R1 used two key optimization tricks, former OpenAI policy researcher Miles Brundage told The Verge: more efficient pre-training and reinforcement learning on chain-of-thought reasoning. DeepSeek found smarter ways to use cheaper GPUs to train its AI, and part of what helped was using a new-ish technique for requiring the AI to “think” step by step through problems using trial and error (reinforcement learning) instead of copying humans. This combination allowed the model to achieve o1-level performance while using way less computing power and money.
“DeepSeek v3 and also DeepSeek v2 before that are basically the same sort of models as GPT-4, but just with more clever engineering tricks to get more bang for their buck in terms of GPUs,” Brundage said.
To be clear, other labs employ these techniques (DeepSeek used “mixture of experts,” which only activates parts of the model for certain queries.
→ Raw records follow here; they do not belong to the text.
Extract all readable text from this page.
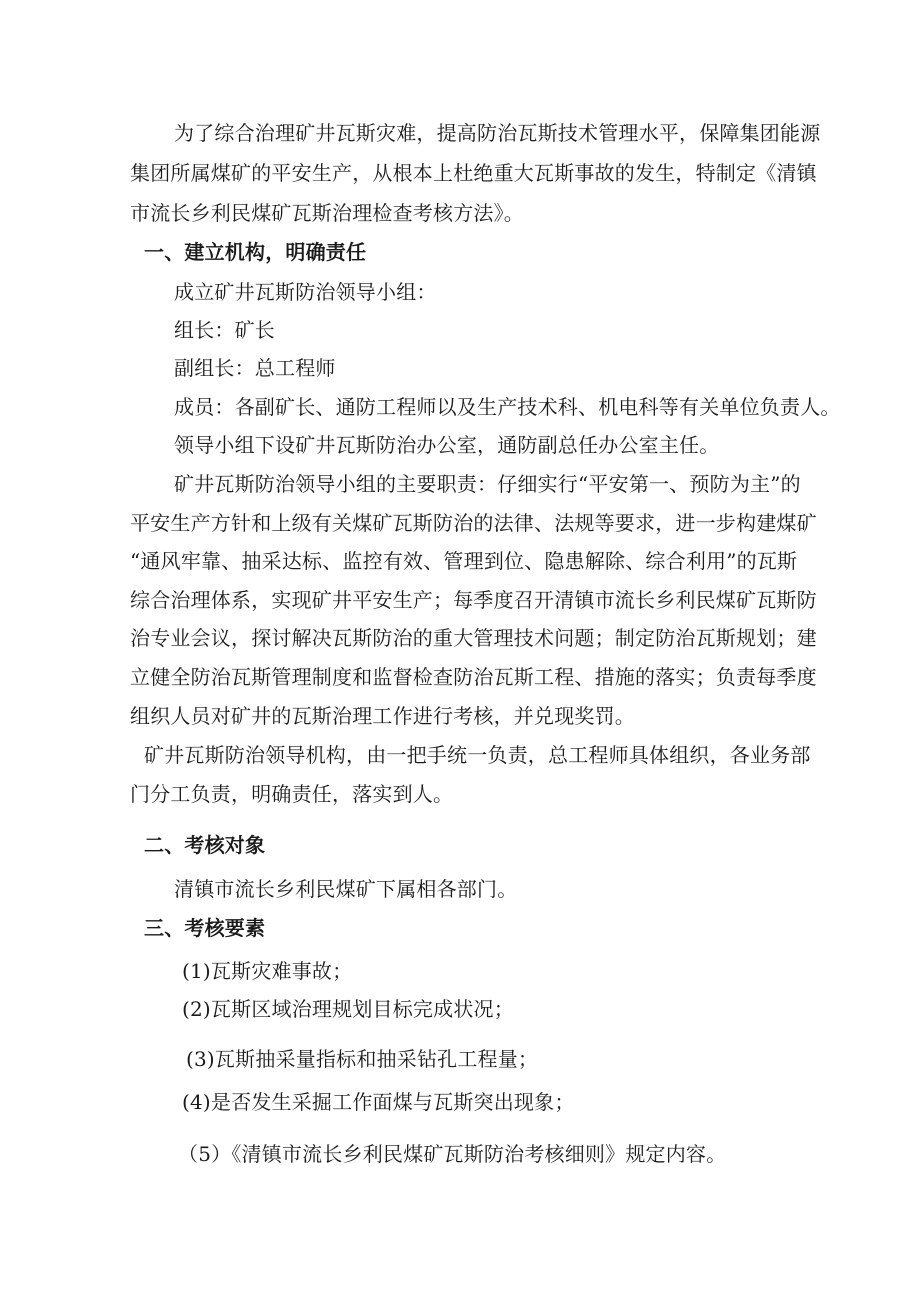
为了综合治理矿井瓦斯灾难，提高防治瓦斯技术管理水平，保障集团能源
集团所属煤矿的平安生产，从根本上杜绝重大瓦斯事故的发生，特制定《清镇
市流长乡利民煤矿瓦斯治理检查考核方法》。
一、建立机构，明确责任
成立矿井瓦斯防治领导小组：
组长：矿长
副组长：总工程师
成员：各副矿长、通防工程师以及生产技术科、机电科等有关单位负责人。
领导小组下设矿井瓦斯防治办公室，通防副总任办公室主任。
矿井瓦斯防治领导小组的主要职责：仔细实行“平安第一、预防为主”的
平安生产方针和上级有关煤矿瓦斯防治的法律、法规等要求，进一步构建煤矿
“通风牢靠、抽采达标、监控有效、管理到位、隐患解除、综合利用”的瓦斯
综合治理体系，实现矿井平安生产；每季度召开清镇市流长乡利民煤矿瓦斯防
治专业会议，探讨解决瓦斯防治的重大管理技术问题；制定防治瓦斯规划；建
立健全防治瓦斯管理制度和监督检查防治瓦斯工程、措施的落实；负责每季度
组织人员对矿井的瓦斯治理工作进行考核，并兑现奖罚。
矿井瓦斯防治领导机构，由一把手统一负责，总工程师具体组织，各业务部
门分工负责，明确责任，落实到人。
二、考核对象
清镇市流长乡利民煤矿下属相各部门。
三、考核要素
(1)瓦斯灾难事故；
(2)瓦斯区域治理规划目标完成状况；
(3)瓦斯抽采量指标和抽采钻孔工程量；
(4)是否发生采掘工作面煤与瓦斯突出现象；
（5）《清镇市流长乡利民煤矿瓦斯防治考核细则》规定内容。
GPT-4 did that, too). The DeepSeek version innovated on this concept by creating more finely tuned expert categories and developing a more efficient way for them to communicate, which made the training process itself more efficient. The DeepSeek team also developed something called DeepSeekMLA (Multi-Head Latent Attention), which dramatically reduced the memory required to run AI models by compressing how the model stores and retrieves information.
What is shocking the world isn’t just the architecture that led to these models but the fact that it was able to so rapidly replicate OpenAI’s achievements within months, rather than the year-plus gap typically seen between major AI advances, Brundage added.
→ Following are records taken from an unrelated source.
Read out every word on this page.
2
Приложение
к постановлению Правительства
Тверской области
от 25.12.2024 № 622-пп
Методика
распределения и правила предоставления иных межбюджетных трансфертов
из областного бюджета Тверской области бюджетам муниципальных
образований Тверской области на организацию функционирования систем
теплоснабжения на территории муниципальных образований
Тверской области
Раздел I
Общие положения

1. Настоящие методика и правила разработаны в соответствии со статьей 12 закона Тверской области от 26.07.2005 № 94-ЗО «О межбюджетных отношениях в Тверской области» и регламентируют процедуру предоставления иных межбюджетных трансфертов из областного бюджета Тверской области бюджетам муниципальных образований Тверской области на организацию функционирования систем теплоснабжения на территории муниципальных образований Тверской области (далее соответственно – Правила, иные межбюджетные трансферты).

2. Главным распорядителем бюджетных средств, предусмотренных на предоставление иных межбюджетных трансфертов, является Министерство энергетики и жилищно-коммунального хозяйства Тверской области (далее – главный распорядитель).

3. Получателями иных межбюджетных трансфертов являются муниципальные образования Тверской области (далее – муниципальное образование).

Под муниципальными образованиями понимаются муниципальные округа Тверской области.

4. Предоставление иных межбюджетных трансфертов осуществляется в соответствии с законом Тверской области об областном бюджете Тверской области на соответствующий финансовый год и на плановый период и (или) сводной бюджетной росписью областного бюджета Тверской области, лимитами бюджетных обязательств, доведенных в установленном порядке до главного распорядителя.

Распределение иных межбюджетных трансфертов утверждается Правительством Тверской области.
OpenAI positioned itself as uniquely capable of building advanced AI, and this public image just won the support of investors to build the world’s biggest AI data center infrastructure. But DeepSeek’s quick replication shows that technical advantages don’t last long — even when companies try to keep their methods secret.
“These close sourced companies, to some degree, they obviously live off people thinking they’re doing the greatest things and that’s how they can maintain their valuation. And maybe they overhyped a little bit to raise more money or build more projects,” von Werra says. “Whether they overclaimed what they have internally, nobody knows, obviously it’s to their advantage.”